Change is the one thing that is a constant in life. Everything, everywhere changes. Sometimes change is not what we want to have happen to us. At other times, we want change to happen in our life. Then there is the change that we don’t want to happen, but know that it is for our greater good.
Early in my life, I realized that I knew what I wanted my life to be and I have spent my whole life fighting the changes that would keep me from what I wanted. I have ignored, avoided and run from change. Yet, it was always there, hiding in the shadows and waiting to pounce. Well, change has caught me at last. The last argument I had with my neighbor, this past week, has pushed me over the edge. It has made me accept that I have to change my lifestyle and accept my limitations. I have to let go of old dreams and ideas and open myself up for new ones.
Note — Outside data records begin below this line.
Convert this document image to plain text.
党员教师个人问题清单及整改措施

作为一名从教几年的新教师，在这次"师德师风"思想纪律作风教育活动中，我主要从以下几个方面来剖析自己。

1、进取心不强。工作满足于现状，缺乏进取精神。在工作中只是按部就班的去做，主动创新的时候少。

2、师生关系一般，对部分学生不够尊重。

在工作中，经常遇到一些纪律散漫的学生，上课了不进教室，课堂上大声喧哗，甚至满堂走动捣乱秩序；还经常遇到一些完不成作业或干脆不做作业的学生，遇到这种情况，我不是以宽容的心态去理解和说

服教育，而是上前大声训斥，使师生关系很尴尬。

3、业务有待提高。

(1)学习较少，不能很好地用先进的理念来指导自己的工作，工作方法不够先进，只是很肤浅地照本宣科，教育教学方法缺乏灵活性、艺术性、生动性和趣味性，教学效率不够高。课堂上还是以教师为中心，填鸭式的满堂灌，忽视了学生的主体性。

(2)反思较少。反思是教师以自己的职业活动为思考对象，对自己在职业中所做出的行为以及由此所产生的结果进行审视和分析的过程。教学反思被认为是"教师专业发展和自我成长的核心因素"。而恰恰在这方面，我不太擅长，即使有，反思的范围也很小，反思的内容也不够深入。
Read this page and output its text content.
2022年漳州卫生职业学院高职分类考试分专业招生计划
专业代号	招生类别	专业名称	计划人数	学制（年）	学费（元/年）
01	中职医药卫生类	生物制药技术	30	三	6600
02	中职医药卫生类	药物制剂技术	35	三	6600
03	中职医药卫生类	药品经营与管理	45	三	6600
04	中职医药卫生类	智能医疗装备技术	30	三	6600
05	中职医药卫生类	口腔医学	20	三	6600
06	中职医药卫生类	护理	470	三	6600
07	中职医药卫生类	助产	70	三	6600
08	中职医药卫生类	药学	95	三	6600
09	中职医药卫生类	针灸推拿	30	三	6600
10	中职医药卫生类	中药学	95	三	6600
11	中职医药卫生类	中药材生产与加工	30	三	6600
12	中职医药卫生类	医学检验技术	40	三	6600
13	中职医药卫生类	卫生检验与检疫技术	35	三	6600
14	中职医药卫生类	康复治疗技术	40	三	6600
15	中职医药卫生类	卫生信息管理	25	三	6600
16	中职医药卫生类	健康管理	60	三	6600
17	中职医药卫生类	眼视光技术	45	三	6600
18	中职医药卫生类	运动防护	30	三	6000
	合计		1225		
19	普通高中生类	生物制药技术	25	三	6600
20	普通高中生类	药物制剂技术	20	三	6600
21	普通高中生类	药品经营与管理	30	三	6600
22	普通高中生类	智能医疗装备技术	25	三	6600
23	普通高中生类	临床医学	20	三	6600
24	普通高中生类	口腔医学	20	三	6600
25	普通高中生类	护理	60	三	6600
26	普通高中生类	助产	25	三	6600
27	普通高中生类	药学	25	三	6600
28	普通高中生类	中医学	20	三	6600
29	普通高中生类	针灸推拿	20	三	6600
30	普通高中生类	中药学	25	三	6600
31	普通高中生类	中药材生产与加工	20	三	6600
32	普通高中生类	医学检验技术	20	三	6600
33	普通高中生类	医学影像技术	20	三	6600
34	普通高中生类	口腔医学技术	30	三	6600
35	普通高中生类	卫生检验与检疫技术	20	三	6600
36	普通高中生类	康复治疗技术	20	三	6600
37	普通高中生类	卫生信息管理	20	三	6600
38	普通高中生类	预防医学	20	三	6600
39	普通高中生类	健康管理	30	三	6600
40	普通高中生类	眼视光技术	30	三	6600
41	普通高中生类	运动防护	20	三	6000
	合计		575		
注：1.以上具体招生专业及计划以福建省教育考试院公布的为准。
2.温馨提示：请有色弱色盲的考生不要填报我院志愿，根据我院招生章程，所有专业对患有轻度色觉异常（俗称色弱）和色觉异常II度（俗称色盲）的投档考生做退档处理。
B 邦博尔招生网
With that in mind, I am putting my house up for sale. Instead of the big house in the country with lots of land that I have always dreamed for and wanted, I’ve decided to purchase a townhouse. I have several requirements that I need in order to feel that I’ll be happy there. One of the requirements is that it has a nice patio area, preferably fenced, with some space for planting flowers, etc. I’ve already started viewing places. One of the places we looked at this weekend was perfect. Plenty of room, lots of light, a nice big kitchen with a breakfast nook, dining room, and the patio area is perfect. It is already fenced, and has lots of space for plantings. There is enough room that I can have a guest room, a sitting room for my grandmother’s furniture and a studio. It is a little pricier than I’d like but it is within my limits.
Part of me is very sad to give up my little cottage and the yard that comes with it. But I have come to understand my physical limitations are just not going to let me enjoy and take care of the yard as I would like. Not being able to be out there working in it and making it what I want, adds to my depression. I tell myself, that without all the stress of the yard, the mean neighbor, I’ll be able to spend more time working on my crafts and other things. I have several other townhomes to look at that I hope will be nice. I’m ready to move and start over. I am ready to accept and embrace this change in my life. I hope that I can make the best of it.